BOSTON — Dustin Pedroia started his work day at Fenway Park more than three hours before the start of Sunday’s game.

Boston’s second baseman played catch in short right field, took 35 swings in the batting cage and ran the bases. He fielded groundballs at his usual position ranging to both his left and right, feeding double-play partner Xander Bogaerts at second and flipping short throws to first.

Pedroia was upbeat in the clubhouse following the 45-minute session, and Red Sox Manager John Farrell felt the same when addressing the media regarding Pedroia’s status going forward. His left knee is responding to the point where Pedroia could be healthy enough to come off the disabled list Tuesday night at Tampa Bay.

“Today was a key day in his return – in his potential return,” Farrell said, perhaps betraying future plans with a brief slip of the tongue. “Today was a really strong day for him.”

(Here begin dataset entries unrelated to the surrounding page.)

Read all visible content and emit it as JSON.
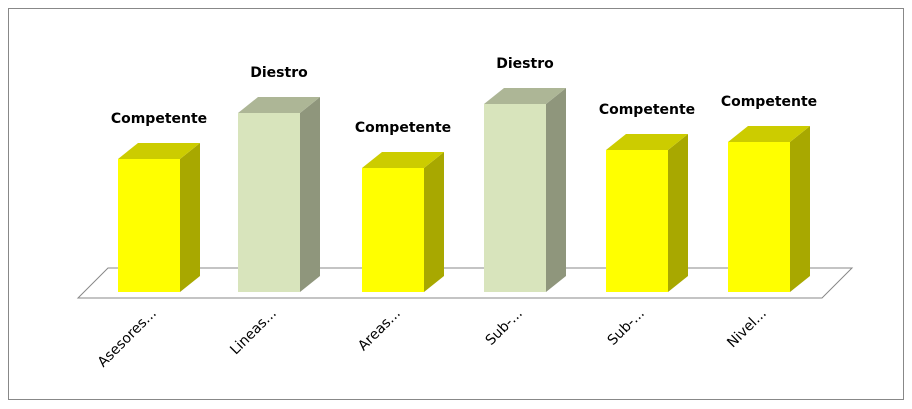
{
  "chart_data": {
    "type": "bar3d",
    "categories": [
      "Asesores...",
      "Lineas...",
      "Areas...",
      "Sub-...",
      "Sub-...",
      "Nivel..."
    ],
    "values": [
      133,
      179,
      124,
      188,
      142,
      150
    ],
    "value_labels": [
      "Competente",
      "Diestro",
      "Competente",
      "Diestro",
      "Competente",
      "Competente"
    ],
    "colors": [
      "#ffff00",
      "#d8e4bc",
      "#ffff00",
      "#d8e4bc",
      "#ffff00",
      "#ffff00"
    ],
    "ylim": [
      0,
      200
    ]
  }
}
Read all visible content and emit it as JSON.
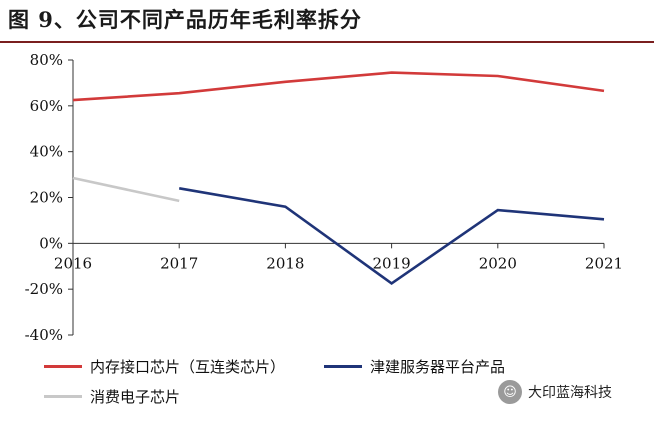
{
  "title": "图 9、公司不同产品历年毛利率拆分",
  "watermark": "大印蓝海科技",
  "chart_data": {
    "type": "line",
    "title": "图 9、公司不同产品历年毛利率拆分",
    "x": [
      "2016",
      "2017",
      "2018",
      "2019",
      "2020",
      "2021"
    ],
    "ylim": [
      -40,
      80
    ],
    "yticks": [
      -40,
      -20,
      0,
      20,
      40,
      60,
      80
    ],
    "ytick_labels": [
      "-40%",
      "-20%",
      "0%",
      "20%",
      "40%",
      "60%",
      "80%"
    ],
    "grid": false,
    "legend_position": "bottom",
    "series": [
      {
        "name": "内存接口芯片（互连类芯片）",
        "color": "#d23a3a",
        "values": [
          62.5,
          65.5,
          70.5,
          74.5,
          73,
          66.5
        ]
      },
      {
        "name": "津建服务器平台产品",
        "color": "#1f3478",
        "values": [
          null,
          24,
          16,
          -17.5,
          14.5,
          10.5
        ]
      },
      {
        "name": "消费电子芯片",
        "color": "#c8c8c8",
        "values": [
          28.5,
          18.5,
          null,
          null,
          null,
          null
        ]
      }
    ]
  }
}
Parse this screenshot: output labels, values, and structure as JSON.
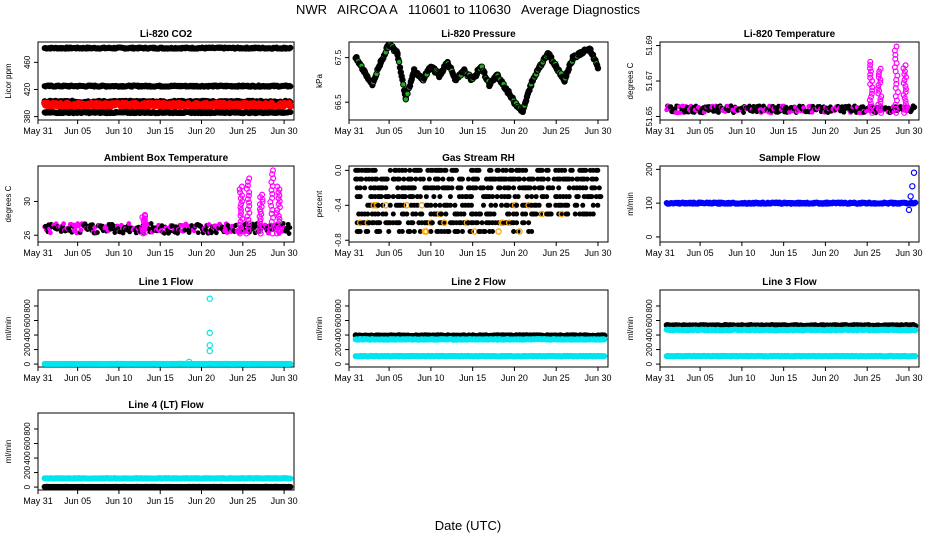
{
  "title": "NWR   AIRCOA A   110601 to 110630   Average Diagnostics",
  "xlabel": "Date (UTC)",
  "date_ticks": [
    "May 31",
    "Jun 05",
    "Jun 10",
    "Jun 15",
    "Jun 20",
    "Jun 25",
    "Jun 30"
  ],
  "colors": {
    "black": "#000000",
    "red": "#ff0000",
    "green": "#22aa22",
    "magenta": "#ff00ff",
    "orange": "#ffa500",
    "blue": "#0000ff",
    "cyan": "#00e5ee"
  },
  "chart_data": [
    {
      "type": "scatter",
      "title": "Li-820 CO2",
      "ylabel": "Licor ppm",
      "ylim": [
        375,
        490
      ],
      "yticks": [
        "380",
        "420",
        "460"
      ],
      "ytick_values": [
        380,
        420,
        460
      ],
      "series": [
        {
          "name": "level 480",
          "color": "black",
          "style": "band",
          "level": 481,
          "noise": 1
        },
        {
          "name": "level 425",
          "color": "black",
          "style": "band",
          "level": 425,
          "noise": 1
        },
        {
          "name": "level 402",
          "color": "black",
          "style": "band",
          "level": 402,
          "noise": 1.5
        },
        {
          "name": "sample",
          "color": "red",
          "style": "band",
          "level": 397,
          "noise": 3,
          "thick": 6
        },
        {
          "name": "level 386",
          "color": "black",
          "style": "band",
          "level": 386,
          "noise": 1
        }
      ]
    },
    {
      "type": "scatter",
      "title": "Li-820 Pressure",
      "ylabel": "kPa",
      "ylim": [
        66.1,
        67.85
      ],
      "yticks": [
        "66.5",
        "67.5"
      ],
      "ytick_values": [
        66.5,
        67.5
      ],
      "series": [
        {
          "name": "pressure",
          "color": "green",
          "style": "path",
          "points": [
            [
              1,
              67.5
            ],
            [
              2,
              67.2
            ],
            [
              3,
              66.9
            ],
            [
              4,
              67.4
            ],
            [
              5,
              67.8
            ],
            [
              6,
              67.6
            ],
            [
              7,
              66.6
            ],
            [
              8,
              67.2
            ],
            [
              9,
              67.0
            ],
            [
              10,
              67.3
            ],
            [
              11,
              67.1
            ],
            [
              12,
              67.4
            ],
            [
              13,
              67.0
            ],
            [
              14,
              67.2
            ],
            [
              15,
              67.0
            ],
            [
              16,
              67.3
            ],
            [
              17,
              66.9
            ],
            [
              18,
              67.1
            ],
            [
              19,
              66.8
            ],
            [
              20,
              66.5
            ],
            [
              21,
              66.3
            ],
            [
              22,
              66.9
            ],
            [
              23,
              67.3
            ],
            [
              24,
              67.6
            ],
            [
              25,
              67.3
            ],
            [
              26,
              67.0
            ],
            [
              27,
              67.5
            ],
            [
              28,
              67.6
            ],
            [
              29,
              67.7
            ],
            [
              30,
              67.3
            ]
          ]
        }
      ]
    },
    {
      "type": "scatter",
      "title": "Li-820 Temperature",
      "ylabel": "degrees C",
      "ylim": [
        51.648,
        51.692
      ],
      "yticks": [
        "51.65",
        "51.67",
        "51.69"
      ],
      "ytick_values": [
        51.65,
        51.67,
        51.69
      ],
      "extra_yticks": [
        "51.67",
        "51.69"
      ],
      "series": [
        {
          "name": "temperature",
          "color": "magenta",
          "style": "spiky",
          "base": 51.652,
          "amp": 0.004,
          "spikes": [
            [
              25.5,
              51.682
            ],
            [
              26.5,
              51.678
            ],
            [
              28.5,
              51.691
            ],
            [
              29.5,
              51.68
            ]
          ]
        }
      ]
    },
    {
      "type": "scatter",
      "title": "Ambient Box Temperature",
      "ylabel": "degrees C",
      "ylim": [
        25.2,
        34.2
      ],
      "yticks": [
        "26",
        "30"
      ],
      "ytick_values": [
        26,
        30
      ],
      "series": [
        {
          "name": "box temp",
          "color": "magenta",
          "style": "spiky",
          "base": 26.2,
          "amp": 1.2,
          "spikes": [
            [
              13,
              28.5
            ],
            [
              24.8,
              32
            ],
            [
              25.6,
              33
            ],
            [
              27.2,
              31
            ],
            [
              28.5,
              34
            ],
            [
              29.3,
              32
            ]
          ]
        }
      ]
    },
    {
      "type": "scatter",
      "title": "Gas Stream RH",
      "ylabel": "percent",
      "ylim": [
        -0.82,
        0.05
      ],
      "yticks": [
        "-0.8",
        "-0.4",
        "0.0"
      ],
      "ytick_values": [
        -0.8,
        -0.4,
        0.0
      ],
      "series": [
        {
          "name": "rh",
          "color": "orange",
          "style": "levels",
          "levels": [
            -0.7,
            -0.6,
            -0.5,
            -0.4,
            -0.3,
            -0.2,
            -0.1,
            0.0
          ],
          "shift_day": 22.5,
          "shift": 0.2
        }
      ]
    },
    {
      "type": "scatter",
      "title": "Sample Flow",
      "ylabel": "ml/min",
      "ylim": [
        -15,
        210
      ],
      "yticks": [
        "0",
        "100",
        "200"
      ],
      "ytick_values": [
        0,
        100,
        200
      ],
      "series": [
        {
          "name": "sample flow",
          "color": "blue",
          "style": "band",
          "level": 100,
          "noise": 2,
          "end_rise": [
            [
              30,
              80
            ],
            [
              30.2,
              120
            ],
            [
              30.4,
              150
            ],
            [
              30.6,
              190
            ]
          ]
        }
      ]
    },
    {
      "type": "scatter",
      "title": "Line 1 Flow",
      "ylabel": "ml/min",
      "ylim": [
        -40,
        1020
      ],
      "yticks": [
        "0",
        "200",
        "400",
        "600",
        "800"
      ],
      "ytick_values": [
        0,
        200,
        400,
        600,
        800
      ],
      "series": [
        {
          "name": "line1",
          "color": "cyan",
          "style": "band",
          "level": 3,
          "noise": 1,
          "outliers": [
            [
              21,
              900
            ],
            [
              21,
              430
            ],
            [
              21,
              260
            ],
            [
              21,
              180
            ],
            [
              18.5,
              30
            ]
          ]
        }
      ]
    },
    {
      "type": "scatter",
      "title": "Line 2 Flow",
      "ylabel": "ml/min",
      "ylim": [
        -40,
        1020
      ],
      "yticks": [
        "0",
        "200",
        "400",
        "600",
        "800"
      ],
      "ytick_values": [
        0,
        200,
        400,
        600,
        800
      ],
      "series": [
        {
          "name": "line2 black",
          "color": "black",
          "style": "band",
          "level": 390,
          "noise": 8
        },
        {
          "name": "line2 cyan upper",
          "color": "cyan",
          "style": "band",
          "level": 340,
          "noise": 5
        },
        {
          "name": "line2 cyan lower",
          "color": "cyan",
          "style": "band",
          "level": 110,
          "noise": 4
        }
      ]
    },
    {
      "type": "scatter",
      "title": "Line 3 Flow",
      "ylabel": "ml/min",
      "ylim": [
        -40,
        1020
      ],
      "yticks": [
        "0",
        "200",
        "400",
        "600",
        "800"
      ],
      "ytick_values": [
        0,
        200,
        400,
        600,
        800
      ],
      "series": [
        {
          "name": "line3 black",
          "color": "black",
          "style": "band",
          "level": 530,
          "noise": 8
        },
        {
          "name": "line3 cyan upper",
          "color": "cyan",
          "style": "band",
          "level": 470,
          "noise": 6
        },
        {
          "name": "line3 cyan lower",
          "color": "cyan",
          "style": "band",
          "level": 110,
          "noise": 4
        }
      ]
    },
    {
      "type": "scatter",
      "title": "Line 4 (LT) Flow",
      "ylabel": "ml/min",
      "ylim": [
        -40,
        1020
      ],
      "yticks": [
        "0",
        "200",
        "400",
        "600",
        "800"
      ],
      "ytick_values": [
        0,
        200,
        400,
        600,
        800
      ],
      "series": [
        {
          "name": "line4 cyan",
          "color": "cyan",
          "style": "band",
          "level": 120,
          "noise": 4
        },
        {
          "name": "line4 black",
          "color": "black",
          "style": "band",
          "level": 3,
          "noise": 1
        }
      ]
    }
  ]
}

Pedroia stepped into the cage under the watchful eye of Boston hitting coach Chili Davis and promptly began pulling line drives to left field. His eighth swing resulted in a shot off the wall and his 18th crashed into the third row of the Monster Seats. Pedroia dropped his bat, started jogging lightly and simulated taking leads off all three bases before returning for another round at the plate.

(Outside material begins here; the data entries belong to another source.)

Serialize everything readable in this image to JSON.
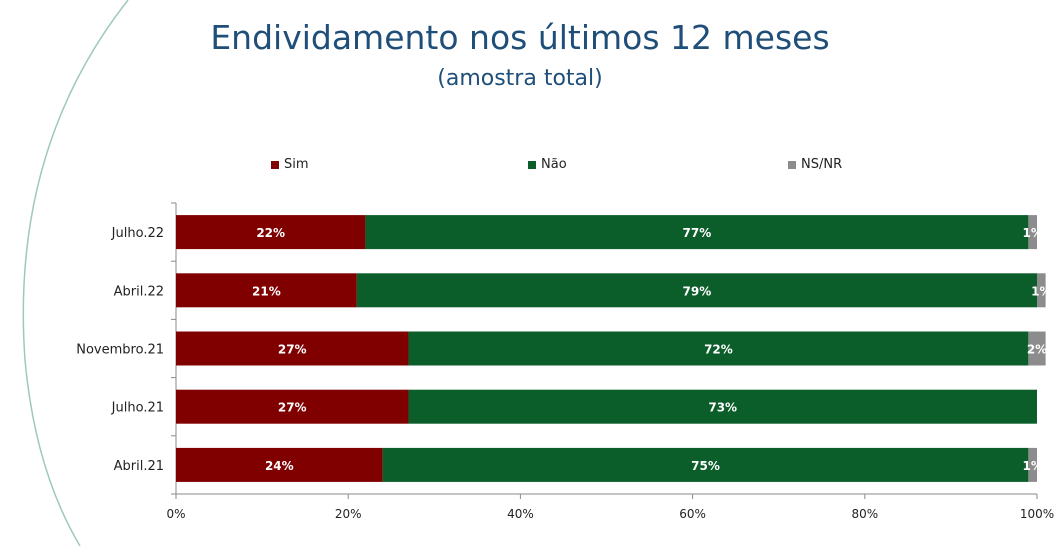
{
  "title": "Endividamento nos últimos 12 meses",
  "subtitle": "(amostra total)",
  "colors": {
    "title": "#1f4e79",
    "sim": "#800000",
    "nao": "#0b5d2a",
    "nsnr": "#8c8c8c",
    "decor_arc": "#9fc8bd"
  },
  "chart_data": {
    "type": "bar",
    "orientation": "horizontal",
    "stacked": true,
    "categories": [
      "Julho.22",
      "Abril.22",
      "Novembro.21",
      "Julho.21",
      "Abril.21"
    ],
    "series": [
      {
        "name": "Sim",
        "values": [
          22,
          21,
          27,
          27,
          24
        ],
        "labels": [
          "22%",
          "21%",
          "27%",
          "27%",
          "24%"
        ]
      },
      {
        "name": "Não",
        "values": [
          77,
          79,
          72,
          73,
          75
        ],
        "labels": [
          "77%",
          "79%",
          "72%",
          "73%",
          "75%"
        ]
      },
      {
        "name": "NS/NR",
        "values": [
          1,
          1,
          2,
          0,
          1
        ],
        "labels": [
          "1%",
          "1%",
          "2%",
          "",
          "1%"
        ]
      }
    ],
    "xlim": [
      0,
      100
    ],
    "xticks": [
      "0%",
      "20%",
      "40%",
      "60%",
      "80%",
      "100%"
    ],
    "legend_position": "top",
    "grid": false
  }
}
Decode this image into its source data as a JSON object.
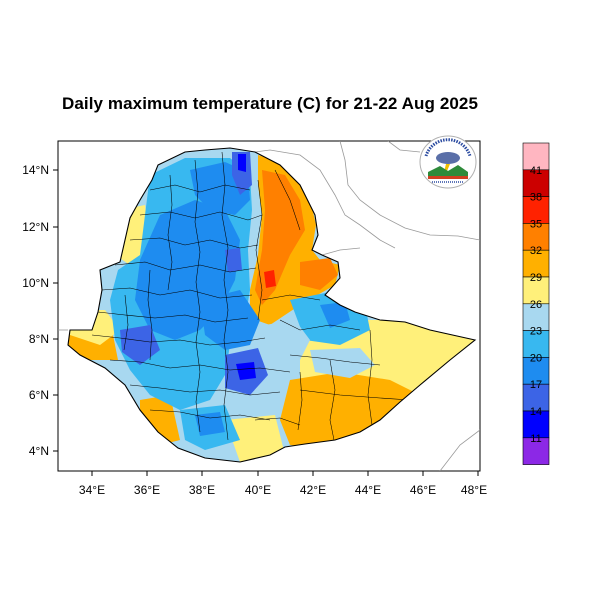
{
  "title": "Daily maximum temperature (C) for 21-22 Aug 2025",
  "map": {
    "lon_range": [
      33,
      48.2
    ],
    "lat_range": [
      3.2,
      15
    ],
    "lon_ticks": [
      "34°E",
      "36°E",
      "38°E",
      "40°E",
      "42°E",
      "44°E",
      "46°E",
      "48°E"
    ],
    "lat_ticks": [
      "14°N",
      "12°N",
      "10°N",
      "8°N",
      "6°N",
      "4°N"
    ],
    "background": "#ffffff",
    "logo": "ethiopian-meteorology-institute-logo"
  },
  "colorbar": {
    "labels": [
      "41",
      "38",
      "35",
      "32",
      "29",
      "26",
      "23",
      "20",
      "17",
      "14",
      "11"
    ],
    "colors": [
      "#ffb6c1",
      "#cc0000",
      "#ff2200",
      "#ff8000",
      "#ffb000",
      "#fff07a",
      "#a8d8f0",
      "#38b8f0",
      "#1e8cf0",
      "#3c64e6",
      "#0000ff",
      "#8c28e6"
    ]
  },
  "palette": {
    "cool": "#38b8f0",
    "light_blue": "#a8d8f0",
    "blue": "#1e8cf0",
    "deep_blue": "#3c64e6",
    "yellow": "#fff07a",
    "orange_light": "#ffb000",
    "orange": "#ff8000",
    "red": "#ff2200"
  }
}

Similar to the much-discussed role setting up closer Craig Kimbrel in the Red Sox bullpen, Pedroia would return to what appears to be a bit of a logjam in the infield. Farrell said he’s committed to keeping third baseman Rafael Devers and utility man Eduardo Nunez in the everyday lineup, seemingly filling a pair of spots.

Bogaerts could find himself the odd man out at shortstop thanks to a .431 OPS over his last 30 days, perhaps not coincidentally dating back to a July 6 loss against the Rays where he was hit on the right hand by a Jacob Faria fastball.

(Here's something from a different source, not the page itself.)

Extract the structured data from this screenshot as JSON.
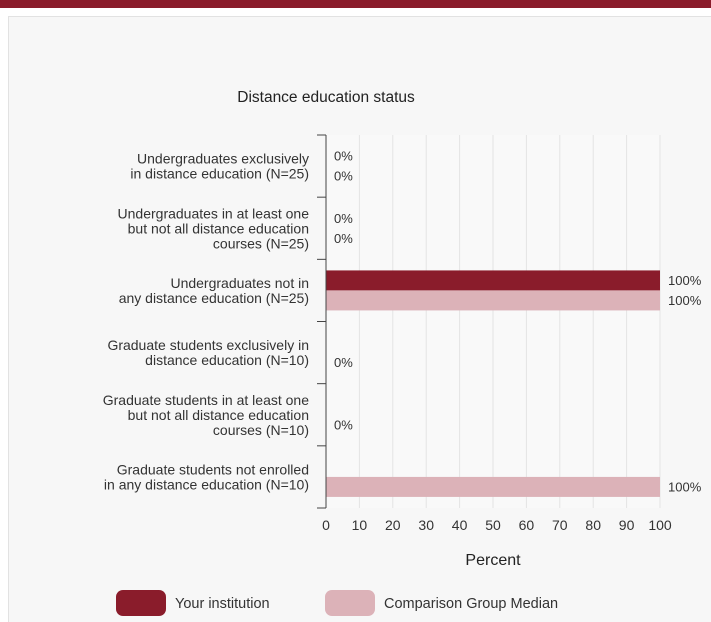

“Having good players at your disposal is a positive,” Farrell said. “We’re probably going to have to get back to a normal number of relievers that we typically carry. That’s a full bench of four (position players) rather than three.”

That calculus would seem to be a positive for Brock Holt’s immediate future, as he and Nunez give Boston a pair of reserves who could be used in multiple roles.

Nunez has sizzled since being acquired in a deadline deal from San Francisco, pounding out seven extra-base hits and driving in 11. Devers has settled in quickly at the hot corner, becoming just the sixth player age 20 or younger since 1913 to collect 14 or more hits through his first nine games.

“In this game we also know things work themselves out,” Farrell said. “We’ll get there by Tuesday.”

The Red Sox had the benefit of three off days in an 11-day span. Farrell said Pedroia’s activation and availability will depend on pain management, and the extra opportunities to rest and recover could prove useful. Farrell also didn’t rule out using Pedroia as a designated hitter, something that could be necessary while Hanley Ramirez continues to battle a sore oblique.

“This is the first time that I can recall a schedule where we’ve got four off days in a matter of two weeks,” Farrell said. “I think that’s going to give us a chance, in some cases, to give that breather that’s needed.”


Eduardo Nunez is in pretty good company, as in the Hall of Fame variety.

Although rating overall impact is always subjective, a strong argument can be made that Nunez has gotten off to the best start in a Boston uniform of any midseason trade pickup since George Kell in 1952, among hitters at least.

The Red Sox have acquired some significant offensive players in midseason trades going back to Yoenis Cespedes in 2014. Victor Martinez (2009), Jason Bay (2008), Orlando Cabrera (2004) were all important offensive players gotten around the deadline in recent years.

None of them, though, had the immediate impact of Nunez.

Nunez hit his fourth Sox homer Sunday afternoon and is batting .400 with the four homers and 12 RBI in nine games with Boston. The Sox are 7-2 since his arrival from San Francisco.

All of Nunez’s five home runs here, including the one he hit off Josh Beckett in 2011 playing for the Yankees, have been hit either into or over the Monster seats.

“From what we’ve seen so far on this homestand,” Farrell said, “his swing path plays real well in this ballpark.”

Kell, inducted into the Hall of Fame in 1983, came over from Detroit in a June trade – the deadline was earlier then – involving Johnny Pesky in 1952 and batted .471 with two homers and six RBI in his first nine games with Boston.